When we run the query, the expression 1.02 * Pages is evaluated for each row. Expressions can use any of the fields, all of usual arithmetic operators, and a variety of common functions. (Exactly which ones depends on which database manager is being used.) For example, knowing that scanning two pages takes exactly 13 seconds, we can compute how many hours would be necessary to scan each Wiley book. Since this is an estimate, more than one decimal place doesn't make much sense and so we use a rounding function:

%%sqlite swclib.db
SELECT Title, round(13/2*(1.02*Pages)/3600,1) FROM Works WHERE Publisher = "Wiley"
SQL for dummies
Discovering SQL 0.7
SQL bible 1.5
SQL for dummies 0.7
Beginning SQL 0.9
SQL all-in-one 1.2
Access 2013 all-in-one 1.3

We can also combine values from different fields, for example by using the string concatenation operator ||:

%%sqlite swclib.db
SELECT Personal || " " || Family FROM Authors LIMIT 5;
Kevin E. Kline
Daniel Kline
Brand Hunt
Allen G. Taylor
Brett McLaughlin

Challenges

  1. After further testing, we realize that the average time to scan every two pages of books published by O'Reilly is 25 seconds, because the operator seems to like reading a few paragraphs now and then. Fortunately, they do not suffer from the binding issue, though. Write a query that returns the number of hours necessary to scan each O'Reilly book, given those circumstances.
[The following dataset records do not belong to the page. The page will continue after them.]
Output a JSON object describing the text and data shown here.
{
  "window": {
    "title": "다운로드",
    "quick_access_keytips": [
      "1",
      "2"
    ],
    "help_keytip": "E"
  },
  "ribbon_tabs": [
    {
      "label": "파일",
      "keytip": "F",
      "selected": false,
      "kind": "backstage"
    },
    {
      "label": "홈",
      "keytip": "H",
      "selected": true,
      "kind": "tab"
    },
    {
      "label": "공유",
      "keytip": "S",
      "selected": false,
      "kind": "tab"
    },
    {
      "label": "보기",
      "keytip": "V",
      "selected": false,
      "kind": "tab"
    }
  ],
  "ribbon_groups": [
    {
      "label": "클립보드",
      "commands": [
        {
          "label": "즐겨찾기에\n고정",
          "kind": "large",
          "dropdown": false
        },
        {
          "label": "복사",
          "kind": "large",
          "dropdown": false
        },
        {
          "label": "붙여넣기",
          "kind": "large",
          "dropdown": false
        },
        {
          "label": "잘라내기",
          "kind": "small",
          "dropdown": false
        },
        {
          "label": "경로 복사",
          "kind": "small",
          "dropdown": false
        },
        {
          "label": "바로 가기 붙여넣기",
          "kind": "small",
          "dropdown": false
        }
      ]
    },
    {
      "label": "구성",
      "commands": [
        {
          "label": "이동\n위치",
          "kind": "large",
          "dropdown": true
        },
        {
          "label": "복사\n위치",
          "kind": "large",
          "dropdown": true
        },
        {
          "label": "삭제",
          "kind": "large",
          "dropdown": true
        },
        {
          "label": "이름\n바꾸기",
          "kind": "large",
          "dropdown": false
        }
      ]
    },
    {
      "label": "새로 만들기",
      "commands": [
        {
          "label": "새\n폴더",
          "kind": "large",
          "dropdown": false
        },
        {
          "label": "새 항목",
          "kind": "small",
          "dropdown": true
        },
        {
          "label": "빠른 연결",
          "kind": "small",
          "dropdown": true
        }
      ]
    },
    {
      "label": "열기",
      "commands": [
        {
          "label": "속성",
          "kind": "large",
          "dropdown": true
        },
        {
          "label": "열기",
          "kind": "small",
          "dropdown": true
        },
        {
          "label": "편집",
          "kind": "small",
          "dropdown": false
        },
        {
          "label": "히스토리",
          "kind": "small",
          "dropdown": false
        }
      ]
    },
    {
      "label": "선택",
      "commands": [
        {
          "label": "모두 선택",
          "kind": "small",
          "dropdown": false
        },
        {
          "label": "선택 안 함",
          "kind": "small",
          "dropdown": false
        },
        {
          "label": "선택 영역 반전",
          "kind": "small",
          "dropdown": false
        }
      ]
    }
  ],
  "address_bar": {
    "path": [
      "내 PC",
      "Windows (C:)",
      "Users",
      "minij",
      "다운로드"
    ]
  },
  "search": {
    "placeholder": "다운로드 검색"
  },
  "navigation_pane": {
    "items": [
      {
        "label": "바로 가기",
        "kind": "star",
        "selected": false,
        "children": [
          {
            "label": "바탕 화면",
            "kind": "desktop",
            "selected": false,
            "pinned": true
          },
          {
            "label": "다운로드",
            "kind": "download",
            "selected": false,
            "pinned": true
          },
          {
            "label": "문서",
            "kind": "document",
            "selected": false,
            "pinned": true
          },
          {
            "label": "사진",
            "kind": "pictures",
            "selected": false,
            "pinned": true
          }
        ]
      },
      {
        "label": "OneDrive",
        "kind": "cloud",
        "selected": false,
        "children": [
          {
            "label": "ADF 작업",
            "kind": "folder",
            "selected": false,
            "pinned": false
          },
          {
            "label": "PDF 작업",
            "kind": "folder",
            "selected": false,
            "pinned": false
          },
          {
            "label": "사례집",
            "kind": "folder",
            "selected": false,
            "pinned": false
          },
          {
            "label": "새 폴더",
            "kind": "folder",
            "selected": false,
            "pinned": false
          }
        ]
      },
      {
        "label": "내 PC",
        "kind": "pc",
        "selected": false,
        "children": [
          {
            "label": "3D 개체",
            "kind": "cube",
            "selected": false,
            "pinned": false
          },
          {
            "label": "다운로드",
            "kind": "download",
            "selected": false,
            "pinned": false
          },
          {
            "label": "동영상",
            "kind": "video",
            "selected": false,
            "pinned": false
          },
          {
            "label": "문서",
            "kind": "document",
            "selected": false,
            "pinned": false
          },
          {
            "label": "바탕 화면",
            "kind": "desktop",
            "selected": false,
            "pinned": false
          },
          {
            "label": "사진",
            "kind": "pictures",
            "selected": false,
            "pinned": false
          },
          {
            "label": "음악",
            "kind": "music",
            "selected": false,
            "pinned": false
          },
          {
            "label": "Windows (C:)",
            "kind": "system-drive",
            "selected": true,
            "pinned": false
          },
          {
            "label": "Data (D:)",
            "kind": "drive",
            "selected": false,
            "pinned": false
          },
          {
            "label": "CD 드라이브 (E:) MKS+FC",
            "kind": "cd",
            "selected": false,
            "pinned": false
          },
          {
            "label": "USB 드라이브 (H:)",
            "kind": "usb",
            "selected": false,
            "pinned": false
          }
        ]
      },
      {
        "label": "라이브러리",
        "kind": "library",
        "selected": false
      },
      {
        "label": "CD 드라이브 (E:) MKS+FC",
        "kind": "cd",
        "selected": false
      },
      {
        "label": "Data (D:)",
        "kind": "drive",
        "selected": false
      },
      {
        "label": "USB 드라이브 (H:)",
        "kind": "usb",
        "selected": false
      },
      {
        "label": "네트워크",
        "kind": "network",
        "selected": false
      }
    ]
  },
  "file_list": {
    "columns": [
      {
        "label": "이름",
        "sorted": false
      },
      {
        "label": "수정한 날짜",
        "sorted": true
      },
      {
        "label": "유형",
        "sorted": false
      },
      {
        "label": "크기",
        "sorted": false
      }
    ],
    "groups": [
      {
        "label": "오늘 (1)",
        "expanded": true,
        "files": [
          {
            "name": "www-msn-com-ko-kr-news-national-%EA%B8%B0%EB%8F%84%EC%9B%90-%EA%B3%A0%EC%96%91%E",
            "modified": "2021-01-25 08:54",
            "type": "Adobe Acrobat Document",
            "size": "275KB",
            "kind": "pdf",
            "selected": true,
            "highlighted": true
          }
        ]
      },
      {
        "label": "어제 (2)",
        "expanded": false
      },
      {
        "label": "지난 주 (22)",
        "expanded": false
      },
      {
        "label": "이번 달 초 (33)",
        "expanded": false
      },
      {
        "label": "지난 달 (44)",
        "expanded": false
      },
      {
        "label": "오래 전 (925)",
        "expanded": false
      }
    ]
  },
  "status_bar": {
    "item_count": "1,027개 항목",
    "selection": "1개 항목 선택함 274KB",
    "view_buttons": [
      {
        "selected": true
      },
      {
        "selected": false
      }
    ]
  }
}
  2. The UNION operator combines the results of two queries:

%%sqlite swclib.db
SELECT * FROM Works WHERE Publisher='Peachpit' UNION SELECT * FROM Works WHERE Publisher='Faber & Faber';
5 Geek sublime 9780571310302 2014 London Faber & Faber 258
9 SQL 0321334175 2005 Berkeley Peachpit 2nd ed. 460

Use UNION to create a consolidated list of Wiley and O'Reilly titles, along with the estimated time it would take to digitize them according to the two formulas discussed above. The output should be something like:

Access 2013 all-in-one 1.3
Beginning SQL 0.9
Discovering SQL 0.7
Learning SQL 1.0
MySQL in a nutshell 1.0
PHP & MySQL 1.0
SQL all-in-one 1.2
SQL bible 1.5
SQL for dummies
SQL for dummies 0.7
SQL in a nutshell 1.0
SQL in a nutshell 2.0
Using SQLite 1.0
  1. The Works table contains ISBN numbers that are either in 10-digit or 13-digit format. The 13-digit numbers all start with the '978' prefix. The two digits following the prefix (or the first two digits in ISBN-10) form the "registration group element" (to simplify: language or country), the next four digits are the "registrant element" (publisher) and the next three are the "publication element" (title). The last digit in both formats is a checksum character.

    ISBN Details.svg
    "ISBN Details" by Sakurambo at English Wikipedia - Own work, based on en::Image:ISBN Details.jpg. Licensed under CC BY-SA 3.0 via Wikimedia Commons.

    The substring function substr(X, I, L) returns the substring of X starting at index I and of length L (L is optional). The length() function can be used in a WHERE clause to test against the length of a field. Use these functions and the UNION statement to output a list of publishers and the 4-digit publisher codes (registrant elements) appearing in the Works table. The result should help dissolve whatever hope you still held on the usefulness of ISBNs for collection analysis...

Key Points

  • SQL can perform calculations using the values in a record as part of a query.